Ethereal-dev: Re: [Ethereal-dev] G_malloc vs malloc
Note: This archive is from the project's previous web site, ethereal.com. This list is no longer active.
Ceyhun Seran wrote:
To avoid usage of g_malloc() which results crashes in ethereal, I
replaced all g_malloc() (about 3000 occurences) by malloc and
g_malloc0() by calloc. Because when the memory is allocated by a
g_malloc, it is not returned to system by calling g_free() and stays in
application free memory heap.
If you call g_free() on memory, that memory is handed to free(). free()
doesn't, in most if not all implementations, "return the memory to the
system" by making a system call; it just returns it to the free memory
pool used by malloc() (which, as Ulf Lamping notes, is what g_malloc()
calls).
The problem is, if this free memory is
tried to be allocated by another g_malloc(), ethereal crashes. (write error)

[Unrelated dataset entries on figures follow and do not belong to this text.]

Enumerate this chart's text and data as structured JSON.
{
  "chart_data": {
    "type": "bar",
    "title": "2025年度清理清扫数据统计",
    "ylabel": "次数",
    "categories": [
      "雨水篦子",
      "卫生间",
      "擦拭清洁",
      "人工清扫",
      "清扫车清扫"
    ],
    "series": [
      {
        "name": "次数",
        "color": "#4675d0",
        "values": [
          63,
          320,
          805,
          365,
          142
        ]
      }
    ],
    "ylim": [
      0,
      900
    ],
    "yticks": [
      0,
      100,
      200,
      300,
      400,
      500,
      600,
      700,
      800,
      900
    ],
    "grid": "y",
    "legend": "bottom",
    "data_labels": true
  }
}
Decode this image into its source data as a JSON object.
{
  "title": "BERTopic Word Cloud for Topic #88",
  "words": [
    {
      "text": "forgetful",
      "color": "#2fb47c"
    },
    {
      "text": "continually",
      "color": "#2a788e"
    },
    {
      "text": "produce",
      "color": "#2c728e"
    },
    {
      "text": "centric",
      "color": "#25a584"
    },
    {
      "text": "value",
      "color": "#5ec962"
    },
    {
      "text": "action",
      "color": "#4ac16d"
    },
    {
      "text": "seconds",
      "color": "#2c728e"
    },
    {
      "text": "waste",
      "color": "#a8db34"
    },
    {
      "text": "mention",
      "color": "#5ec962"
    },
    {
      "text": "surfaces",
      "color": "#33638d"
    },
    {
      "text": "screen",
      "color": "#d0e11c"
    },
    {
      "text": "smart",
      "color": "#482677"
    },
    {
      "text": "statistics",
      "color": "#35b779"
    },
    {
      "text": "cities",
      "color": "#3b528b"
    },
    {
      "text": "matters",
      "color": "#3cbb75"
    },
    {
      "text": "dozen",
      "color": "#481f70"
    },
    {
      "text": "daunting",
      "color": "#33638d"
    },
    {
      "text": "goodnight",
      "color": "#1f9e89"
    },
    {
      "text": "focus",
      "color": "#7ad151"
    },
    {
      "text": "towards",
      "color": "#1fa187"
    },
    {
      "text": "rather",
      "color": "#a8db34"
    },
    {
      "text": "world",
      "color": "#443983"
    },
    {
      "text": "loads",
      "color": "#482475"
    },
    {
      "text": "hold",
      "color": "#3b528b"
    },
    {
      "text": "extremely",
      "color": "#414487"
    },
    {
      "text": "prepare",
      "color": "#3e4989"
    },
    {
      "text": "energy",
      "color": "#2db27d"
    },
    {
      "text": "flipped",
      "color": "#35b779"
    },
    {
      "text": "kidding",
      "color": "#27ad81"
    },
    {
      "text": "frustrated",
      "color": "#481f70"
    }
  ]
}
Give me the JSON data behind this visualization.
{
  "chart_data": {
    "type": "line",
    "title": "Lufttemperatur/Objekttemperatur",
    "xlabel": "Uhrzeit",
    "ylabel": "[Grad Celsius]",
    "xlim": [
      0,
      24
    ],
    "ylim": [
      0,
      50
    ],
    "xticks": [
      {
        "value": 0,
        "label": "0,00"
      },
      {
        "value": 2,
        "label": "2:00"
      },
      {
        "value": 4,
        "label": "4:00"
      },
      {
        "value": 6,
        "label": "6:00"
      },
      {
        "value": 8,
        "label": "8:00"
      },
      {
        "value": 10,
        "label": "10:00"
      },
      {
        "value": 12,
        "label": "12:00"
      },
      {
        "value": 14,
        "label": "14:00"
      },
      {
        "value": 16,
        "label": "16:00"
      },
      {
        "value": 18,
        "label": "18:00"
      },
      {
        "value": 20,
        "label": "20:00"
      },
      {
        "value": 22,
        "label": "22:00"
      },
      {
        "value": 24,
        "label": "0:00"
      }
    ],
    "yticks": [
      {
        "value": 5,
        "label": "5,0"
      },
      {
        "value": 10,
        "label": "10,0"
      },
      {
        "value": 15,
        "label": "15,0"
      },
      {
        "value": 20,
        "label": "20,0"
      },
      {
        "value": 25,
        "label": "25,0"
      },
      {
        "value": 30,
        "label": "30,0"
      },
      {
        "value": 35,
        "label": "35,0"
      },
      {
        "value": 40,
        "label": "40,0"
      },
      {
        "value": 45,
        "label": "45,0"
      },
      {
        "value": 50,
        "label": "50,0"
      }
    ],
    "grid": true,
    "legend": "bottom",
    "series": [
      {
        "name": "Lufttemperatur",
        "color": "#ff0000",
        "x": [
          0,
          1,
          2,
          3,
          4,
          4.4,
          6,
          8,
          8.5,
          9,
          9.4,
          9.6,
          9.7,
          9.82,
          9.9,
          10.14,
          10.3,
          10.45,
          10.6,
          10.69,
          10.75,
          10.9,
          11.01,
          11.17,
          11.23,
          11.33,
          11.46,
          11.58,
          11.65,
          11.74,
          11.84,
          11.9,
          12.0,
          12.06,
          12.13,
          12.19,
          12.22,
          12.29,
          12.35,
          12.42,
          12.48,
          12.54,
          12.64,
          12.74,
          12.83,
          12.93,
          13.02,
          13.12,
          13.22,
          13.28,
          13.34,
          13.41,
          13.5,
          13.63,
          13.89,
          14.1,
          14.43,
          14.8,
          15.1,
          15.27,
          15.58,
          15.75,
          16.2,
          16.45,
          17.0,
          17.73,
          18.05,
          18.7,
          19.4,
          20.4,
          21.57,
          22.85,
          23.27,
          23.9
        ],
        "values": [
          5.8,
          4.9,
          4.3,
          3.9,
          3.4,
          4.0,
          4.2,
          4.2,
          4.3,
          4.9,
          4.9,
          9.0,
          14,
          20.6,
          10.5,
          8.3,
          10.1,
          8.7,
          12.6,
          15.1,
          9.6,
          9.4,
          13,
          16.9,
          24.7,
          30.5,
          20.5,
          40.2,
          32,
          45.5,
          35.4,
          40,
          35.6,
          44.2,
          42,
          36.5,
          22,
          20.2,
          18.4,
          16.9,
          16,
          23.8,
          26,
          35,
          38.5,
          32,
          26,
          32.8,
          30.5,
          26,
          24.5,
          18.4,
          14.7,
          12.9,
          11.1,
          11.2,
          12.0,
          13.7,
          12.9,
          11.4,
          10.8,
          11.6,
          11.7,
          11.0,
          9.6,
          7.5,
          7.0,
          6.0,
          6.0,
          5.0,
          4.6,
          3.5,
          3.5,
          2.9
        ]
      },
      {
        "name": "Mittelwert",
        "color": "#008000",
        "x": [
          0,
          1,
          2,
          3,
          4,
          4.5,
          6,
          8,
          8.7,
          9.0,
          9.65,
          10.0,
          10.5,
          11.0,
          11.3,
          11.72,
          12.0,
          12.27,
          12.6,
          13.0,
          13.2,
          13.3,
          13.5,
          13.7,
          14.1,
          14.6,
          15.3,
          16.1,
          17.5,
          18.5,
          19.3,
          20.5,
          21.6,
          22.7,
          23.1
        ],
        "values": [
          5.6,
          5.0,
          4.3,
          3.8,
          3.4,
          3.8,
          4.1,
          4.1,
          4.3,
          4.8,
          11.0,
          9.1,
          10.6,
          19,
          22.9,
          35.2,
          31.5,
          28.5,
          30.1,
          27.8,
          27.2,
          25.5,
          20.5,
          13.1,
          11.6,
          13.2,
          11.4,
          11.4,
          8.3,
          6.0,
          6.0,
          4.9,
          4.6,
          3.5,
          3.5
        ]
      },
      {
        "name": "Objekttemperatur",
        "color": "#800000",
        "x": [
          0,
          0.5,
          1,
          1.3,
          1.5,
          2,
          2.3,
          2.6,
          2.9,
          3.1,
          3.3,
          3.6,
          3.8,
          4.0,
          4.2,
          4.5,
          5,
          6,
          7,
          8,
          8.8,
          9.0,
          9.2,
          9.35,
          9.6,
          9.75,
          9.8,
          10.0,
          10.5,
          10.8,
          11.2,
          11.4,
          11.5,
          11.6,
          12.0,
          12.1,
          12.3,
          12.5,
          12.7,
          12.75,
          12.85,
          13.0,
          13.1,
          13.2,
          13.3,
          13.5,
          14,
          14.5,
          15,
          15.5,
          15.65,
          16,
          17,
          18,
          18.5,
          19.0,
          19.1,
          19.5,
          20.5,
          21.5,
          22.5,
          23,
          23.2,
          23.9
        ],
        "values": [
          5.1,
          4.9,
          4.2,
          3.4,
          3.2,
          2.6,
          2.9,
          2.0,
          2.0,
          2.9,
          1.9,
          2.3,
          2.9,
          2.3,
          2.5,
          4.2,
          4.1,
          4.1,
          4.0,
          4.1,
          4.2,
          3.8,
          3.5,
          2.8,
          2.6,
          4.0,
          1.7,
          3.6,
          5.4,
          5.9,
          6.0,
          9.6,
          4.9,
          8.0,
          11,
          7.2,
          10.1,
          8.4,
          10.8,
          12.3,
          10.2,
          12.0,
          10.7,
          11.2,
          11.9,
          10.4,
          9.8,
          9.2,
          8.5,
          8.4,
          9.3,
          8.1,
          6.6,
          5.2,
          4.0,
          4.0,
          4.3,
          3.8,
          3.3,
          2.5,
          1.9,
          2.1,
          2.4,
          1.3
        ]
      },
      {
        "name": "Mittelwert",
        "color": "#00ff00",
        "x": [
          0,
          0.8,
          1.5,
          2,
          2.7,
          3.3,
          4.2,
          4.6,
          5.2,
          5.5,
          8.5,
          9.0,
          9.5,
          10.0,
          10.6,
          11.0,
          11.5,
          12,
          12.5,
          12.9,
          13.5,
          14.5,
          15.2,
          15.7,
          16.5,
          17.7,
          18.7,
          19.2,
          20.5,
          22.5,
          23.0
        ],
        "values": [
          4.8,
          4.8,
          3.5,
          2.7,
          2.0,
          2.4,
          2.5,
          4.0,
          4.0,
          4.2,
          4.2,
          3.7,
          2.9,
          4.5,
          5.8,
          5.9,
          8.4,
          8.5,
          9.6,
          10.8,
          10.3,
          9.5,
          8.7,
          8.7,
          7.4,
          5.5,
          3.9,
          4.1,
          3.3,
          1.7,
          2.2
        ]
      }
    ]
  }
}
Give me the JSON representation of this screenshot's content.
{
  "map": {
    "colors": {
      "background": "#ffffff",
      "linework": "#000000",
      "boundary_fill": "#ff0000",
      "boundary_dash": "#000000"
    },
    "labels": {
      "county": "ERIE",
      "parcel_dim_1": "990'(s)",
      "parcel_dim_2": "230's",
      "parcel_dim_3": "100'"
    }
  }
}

We have not seen that problem. I suspect most other applications using
GLib, including those using GTK+, haven't seen it either.
If there are errors in the code *using* g_malloc() and g_free(), you
might get those symptoms - but if there are errors in code using
malloc() and free(), you might get the same symptoms.
And my question is :
why didn't you limit the usage of g_malloc() or why didn't you replace
all g_malloc() by another suitable memory allocation function in actual
release?
Because replacing *all* of them means replacing GLib and GTK+ with a
package that doesn't use g_malloc(); as Ulf notes, GLib and GTK+
routines used by Ethereal use g_malloc().